Corona virüs ile başa çıkıldığını lakin bunun kolay bir süreç olmadığını söz eden Avdagiç, ekonomik ve ruhsal olarak da uzun soluklu bir uğraşa hazır olunması gerektiğini lisana getirdi.
Avdagiç, ne kadar süreceği bilinmeyen bir “geçiş dönemi” yaşandığını, bu devirde başarılı olmak için yapılması gerekenler bulunduğunu belirterek, yeni tedarik yolları ve yeni pazarlar düşünmeleri gerektiğini vurguladı.
“YENİ ESER VE HİZMETLER TASARLAMALIYIZ”
Yeni periyodunun Türkiye için bir fırsat olduğu değerlendirmesinde bulunan Avdagiç, “Yeni koşullara münasebetli yeni iş planlarını hazırlayıp uygulayan bir iş dünyası ise, Türkiye için büyük fırsattır. İstanbul iş dünyası da bu bağlamda, hem mevcut yapısını muhafazalı, hem de virüsle kendini yine keşfetmelidir.

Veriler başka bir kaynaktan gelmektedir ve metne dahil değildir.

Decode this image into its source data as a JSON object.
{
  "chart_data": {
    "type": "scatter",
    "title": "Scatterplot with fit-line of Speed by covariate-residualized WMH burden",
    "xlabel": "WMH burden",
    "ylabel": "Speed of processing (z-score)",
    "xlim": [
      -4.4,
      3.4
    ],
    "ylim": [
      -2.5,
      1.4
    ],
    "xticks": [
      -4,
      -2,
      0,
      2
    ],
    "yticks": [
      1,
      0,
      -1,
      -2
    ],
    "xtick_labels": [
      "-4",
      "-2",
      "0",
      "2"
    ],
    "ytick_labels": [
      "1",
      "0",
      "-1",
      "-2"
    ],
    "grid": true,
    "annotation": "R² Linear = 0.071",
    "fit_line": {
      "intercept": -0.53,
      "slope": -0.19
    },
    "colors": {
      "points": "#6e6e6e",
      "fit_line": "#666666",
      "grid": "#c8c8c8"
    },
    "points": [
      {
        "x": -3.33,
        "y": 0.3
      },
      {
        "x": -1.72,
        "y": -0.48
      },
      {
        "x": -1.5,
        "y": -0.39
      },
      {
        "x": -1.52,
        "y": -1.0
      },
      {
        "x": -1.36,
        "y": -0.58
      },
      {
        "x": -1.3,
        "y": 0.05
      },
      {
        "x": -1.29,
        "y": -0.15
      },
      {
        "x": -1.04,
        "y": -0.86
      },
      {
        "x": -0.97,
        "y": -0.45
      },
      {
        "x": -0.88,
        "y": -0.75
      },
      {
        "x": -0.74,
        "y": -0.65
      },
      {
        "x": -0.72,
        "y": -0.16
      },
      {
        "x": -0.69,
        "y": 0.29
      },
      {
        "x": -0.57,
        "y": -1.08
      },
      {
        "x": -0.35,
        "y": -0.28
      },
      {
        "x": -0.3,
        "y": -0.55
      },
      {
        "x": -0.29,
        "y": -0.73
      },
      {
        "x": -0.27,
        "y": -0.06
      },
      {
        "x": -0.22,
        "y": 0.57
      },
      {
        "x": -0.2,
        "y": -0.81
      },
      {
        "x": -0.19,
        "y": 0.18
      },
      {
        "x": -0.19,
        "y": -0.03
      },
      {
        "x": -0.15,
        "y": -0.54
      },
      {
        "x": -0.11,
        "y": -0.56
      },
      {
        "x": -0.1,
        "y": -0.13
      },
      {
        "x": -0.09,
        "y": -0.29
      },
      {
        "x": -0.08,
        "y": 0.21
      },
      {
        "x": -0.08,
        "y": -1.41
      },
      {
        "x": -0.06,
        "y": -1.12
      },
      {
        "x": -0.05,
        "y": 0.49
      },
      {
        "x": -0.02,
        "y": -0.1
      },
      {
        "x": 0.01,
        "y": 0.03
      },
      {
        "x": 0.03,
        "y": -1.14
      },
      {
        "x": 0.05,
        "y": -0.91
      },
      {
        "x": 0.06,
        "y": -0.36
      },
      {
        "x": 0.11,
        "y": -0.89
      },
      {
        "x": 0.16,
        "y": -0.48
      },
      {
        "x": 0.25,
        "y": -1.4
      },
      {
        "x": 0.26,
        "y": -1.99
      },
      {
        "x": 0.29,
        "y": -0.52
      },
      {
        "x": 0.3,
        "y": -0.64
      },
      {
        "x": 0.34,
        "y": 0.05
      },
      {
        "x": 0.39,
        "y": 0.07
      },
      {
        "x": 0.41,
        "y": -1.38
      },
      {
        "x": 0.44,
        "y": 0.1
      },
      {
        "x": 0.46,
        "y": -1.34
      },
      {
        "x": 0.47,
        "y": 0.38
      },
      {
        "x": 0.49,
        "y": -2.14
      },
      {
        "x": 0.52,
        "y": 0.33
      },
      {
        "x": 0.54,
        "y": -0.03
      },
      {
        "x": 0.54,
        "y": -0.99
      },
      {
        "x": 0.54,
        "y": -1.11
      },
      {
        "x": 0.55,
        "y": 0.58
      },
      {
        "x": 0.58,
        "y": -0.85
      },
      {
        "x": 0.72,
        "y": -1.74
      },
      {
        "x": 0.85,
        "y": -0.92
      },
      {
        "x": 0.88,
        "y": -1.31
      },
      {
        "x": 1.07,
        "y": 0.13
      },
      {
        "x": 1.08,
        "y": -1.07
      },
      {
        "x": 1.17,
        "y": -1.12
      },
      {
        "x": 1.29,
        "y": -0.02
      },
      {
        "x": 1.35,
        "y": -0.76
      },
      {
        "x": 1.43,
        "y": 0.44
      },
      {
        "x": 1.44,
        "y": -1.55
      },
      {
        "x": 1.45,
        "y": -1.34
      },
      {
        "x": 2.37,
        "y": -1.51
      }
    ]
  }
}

Başkaca pandeminin ortaya çıkardığı yeni gereksinimlere müsait olarak yine şekillenecek piyasalara, yeni eser ve hizmetler tasarlamaya başlamamız gerekiyor. Bir tane gayemiz olmalı: O da, şu anda her ne yapıyorsak, o eseri yahut hizmeti Türkiye için, dünya için vazgeçilmez hale getirmek. Eserlerimizi, herkesin muhtaçlık duyacağı, adeta kendini almaya farz hissedeceği eserlere dönüştürmeliyiz.” tabirlerini kullandı.